Genau ... deswegen bin ich der Vorzeigehansel.

Und das haben Sie satt?

Das ist eine Mentalitätssache. Ob einer sagt, ich spiele meine drei, vier Jahre, die mir bleiben, noch in Ruhe; auf der Basis, die ich kenne. Da wird's keine großen Schwankungen geben, weder gehaltsmäßig noch sportlich. Da hast du alles im sicheren Fahrwasser.

Oder?

Oder du sagst, jetzt geh' ich mal Risiko und geh mal woanders hin. Wenn es die Möglichkeit gibt.

Die gab es früher auch schon. Welches Risiko ist größer: Gehen? Oder bleiben und irgendwann den Arsch gar nicht mehr hochkriegen?

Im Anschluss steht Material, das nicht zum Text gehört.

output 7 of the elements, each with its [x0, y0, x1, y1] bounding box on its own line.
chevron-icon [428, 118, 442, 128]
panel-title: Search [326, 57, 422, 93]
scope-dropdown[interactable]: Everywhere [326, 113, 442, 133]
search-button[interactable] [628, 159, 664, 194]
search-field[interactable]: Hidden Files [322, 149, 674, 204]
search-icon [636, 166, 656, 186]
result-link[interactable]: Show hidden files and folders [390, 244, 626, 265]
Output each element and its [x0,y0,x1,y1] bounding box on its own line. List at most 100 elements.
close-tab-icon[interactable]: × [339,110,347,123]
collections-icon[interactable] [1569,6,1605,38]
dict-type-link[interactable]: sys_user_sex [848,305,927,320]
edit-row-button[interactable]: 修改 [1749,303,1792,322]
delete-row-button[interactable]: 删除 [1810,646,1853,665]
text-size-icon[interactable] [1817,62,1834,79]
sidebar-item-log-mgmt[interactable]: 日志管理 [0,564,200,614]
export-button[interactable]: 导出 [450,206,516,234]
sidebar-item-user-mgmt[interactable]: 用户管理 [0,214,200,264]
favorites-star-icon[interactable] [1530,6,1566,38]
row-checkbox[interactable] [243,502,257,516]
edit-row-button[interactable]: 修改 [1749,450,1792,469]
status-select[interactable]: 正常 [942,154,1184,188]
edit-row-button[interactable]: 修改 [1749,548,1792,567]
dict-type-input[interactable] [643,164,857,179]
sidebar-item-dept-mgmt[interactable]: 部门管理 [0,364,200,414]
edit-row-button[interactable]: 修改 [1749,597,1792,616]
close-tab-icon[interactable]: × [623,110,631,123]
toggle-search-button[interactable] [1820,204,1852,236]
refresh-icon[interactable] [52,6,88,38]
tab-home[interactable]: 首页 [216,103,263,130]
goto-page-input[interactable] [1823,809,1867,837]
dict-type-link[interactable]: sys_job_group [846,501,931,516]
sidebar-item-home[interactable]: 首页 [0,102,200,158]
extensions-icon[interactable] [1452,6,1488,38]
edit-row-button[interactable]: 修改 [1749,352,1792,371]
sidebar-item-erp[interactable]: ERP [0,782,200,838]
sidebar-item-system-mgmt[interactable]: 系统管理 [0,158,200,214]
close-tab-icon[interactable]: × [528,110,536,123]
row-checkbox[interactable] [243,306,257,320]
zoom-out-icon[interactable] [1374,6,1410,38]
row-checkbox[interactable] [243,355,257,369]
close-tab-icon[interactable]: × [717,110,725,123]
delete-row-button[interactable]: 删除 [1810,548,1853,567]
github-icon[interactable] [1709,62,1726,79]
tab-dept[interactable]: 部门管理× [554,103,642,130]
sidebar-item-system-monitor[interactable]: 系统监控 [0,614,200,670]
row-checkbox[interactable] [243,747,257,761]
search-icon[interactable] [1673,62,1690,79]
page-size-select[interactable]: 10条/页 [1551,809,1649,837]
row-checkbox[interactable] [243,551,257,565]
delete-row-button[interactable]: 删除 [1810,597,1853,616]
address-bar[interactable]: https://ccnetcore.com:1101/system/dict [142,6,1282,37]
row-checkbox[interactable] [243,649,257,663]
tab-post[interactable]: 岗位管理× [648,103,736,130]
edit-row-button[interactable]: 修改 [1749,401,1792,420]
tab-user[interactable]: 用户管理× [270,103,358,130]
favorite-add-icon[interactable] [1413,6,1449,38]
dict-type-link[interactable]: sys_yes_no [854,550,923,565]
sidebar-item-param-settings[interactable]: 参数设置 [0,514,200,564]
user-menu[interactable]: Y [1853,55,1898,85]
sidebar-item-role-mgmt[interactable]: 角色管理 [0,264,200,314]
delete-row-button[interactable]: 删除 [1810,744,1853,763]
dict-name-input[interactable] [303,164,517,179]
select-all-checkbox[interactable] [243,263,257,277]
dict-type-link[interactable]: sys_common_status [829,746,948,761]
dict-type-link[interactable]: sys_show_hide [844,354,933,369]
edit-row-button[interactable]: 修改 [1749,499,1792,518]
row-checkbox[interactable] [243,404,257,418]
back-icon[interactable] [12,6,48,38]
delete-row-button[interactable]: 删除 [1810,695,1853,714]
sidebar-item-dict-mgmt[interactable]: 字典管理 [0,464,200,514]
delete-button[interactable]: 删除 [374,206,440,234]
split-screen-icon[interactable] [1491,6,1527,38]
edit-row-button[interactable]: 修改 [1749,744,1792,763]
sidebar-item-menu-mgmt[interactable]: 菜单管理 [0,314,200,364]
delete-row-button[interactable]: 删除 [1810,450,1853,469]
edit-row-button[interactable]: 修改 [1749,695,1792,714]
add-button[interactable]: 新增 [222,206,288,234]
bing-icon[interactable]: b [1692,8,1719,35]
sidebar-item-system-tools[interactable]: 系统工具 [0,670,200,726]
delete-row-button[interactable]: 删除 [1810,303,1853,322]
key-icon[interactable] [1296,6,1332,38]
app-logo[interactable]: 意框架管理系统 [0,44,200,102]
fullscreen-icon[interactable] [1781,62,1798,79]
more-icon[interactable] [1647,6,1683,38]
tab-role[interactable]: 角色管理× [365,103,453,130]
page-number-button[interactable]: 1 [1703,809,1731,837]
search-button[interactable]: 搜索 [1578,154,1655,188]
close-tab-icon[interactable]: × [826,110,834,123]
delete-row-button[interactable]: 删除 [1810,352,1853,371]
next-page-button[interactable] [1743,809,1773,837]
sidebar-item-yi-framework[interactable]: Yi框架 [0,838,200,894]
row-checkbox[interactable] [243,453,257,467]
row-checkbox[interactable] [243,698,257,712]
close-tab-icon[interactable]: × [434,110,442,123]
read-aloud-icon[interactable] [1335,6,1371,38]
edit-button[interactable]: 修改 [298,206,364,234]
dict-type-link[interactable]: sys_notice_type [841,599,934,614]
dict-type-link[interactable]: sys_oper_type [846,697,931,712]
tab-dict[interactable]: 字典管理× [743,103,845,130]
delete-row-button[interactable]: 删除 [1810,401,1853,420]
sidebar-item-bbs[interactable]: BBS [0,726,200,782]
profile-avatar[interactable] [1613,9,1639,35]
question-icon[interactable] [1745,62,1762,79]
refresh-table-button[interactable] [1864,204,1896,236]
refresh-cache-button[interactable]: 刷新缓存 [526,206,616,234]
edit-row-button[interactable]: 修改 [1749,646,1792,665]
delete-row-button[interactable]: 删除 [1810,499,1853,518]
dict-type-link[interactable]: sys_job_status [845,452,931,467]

Es gibt bestimmt die Gefahr, in Selbstzufriedenheit zu ertrinken. Weil alles so lieblich ist. Nett. Die Stadt ist ja auch so schön und wir sind alle so gut befreundet.

In Dortmund, Stuttgart, auch in Hamburg würde man mit einem „heut gilt's“-Gefühl in jeden Tag gehen.

Das stimmt natürlich. Hier trainiert man nicht jeden Tag um sein Leben. Logisch. Aber ich weiß nicht, ob sich in München alle Spieler jeden Tag neu beweisen müssen. Aber es ist natürlich grundsätzlich eine andere Arbeit. Bei uns kucken 20 Kinder zu, da Minimum 50 Journalisten.

Trainieren Sie anders, intensiver, wenn Sie in einer anderen Gruppe sind? Beim Nationalteam?

Ja, ja. Bei mir ist das schon manchmal so. Hier kenne ich ja meine Pappenheimer. Mit denen bin ich ziemlich lang zusammen, da weiß ich auch, was die machen. Da kann ich auch, wenn ich aus irgendeinem Grund schlecht geschlafen habe, ein bißchen weniger machen, logisch. Das kann ich dosieren. Aber da: Grade als einer, der auf der Kippe steht, muß man ja Vollgas geben.

Nur Berti Vogts bringt den großen Kick?

So einen Effekt kann's ja auch geben, wenn man mal den Verein wechselt. Eine neue Umgebung, neue Mitspieler, das kann ja auch mal hilfreich sein ... ein kleiner Kick.

Dafür darf man mancherorten Lederhosen tragen.

Man tut immer so, als wären das so schlimme Sachen, die man bei Bayern München machen muß. Wir haben auch unsere Sponsoren. Wir stellen uns auch drei, vier Mal im Jahr gefönt in Pose. Es ist schon ein bißchen komisch, daß die dann in Sepplhose fotografiert werden. Im Grunde machen wir aber nichts anderes, nur auf einer etwas harmloseren Ebene. Klar ist das nicht alles so schön. Aber wir haben keinen Grund mehr, das kritisieren zu können. Das Gespräch führte

Peter Unfried.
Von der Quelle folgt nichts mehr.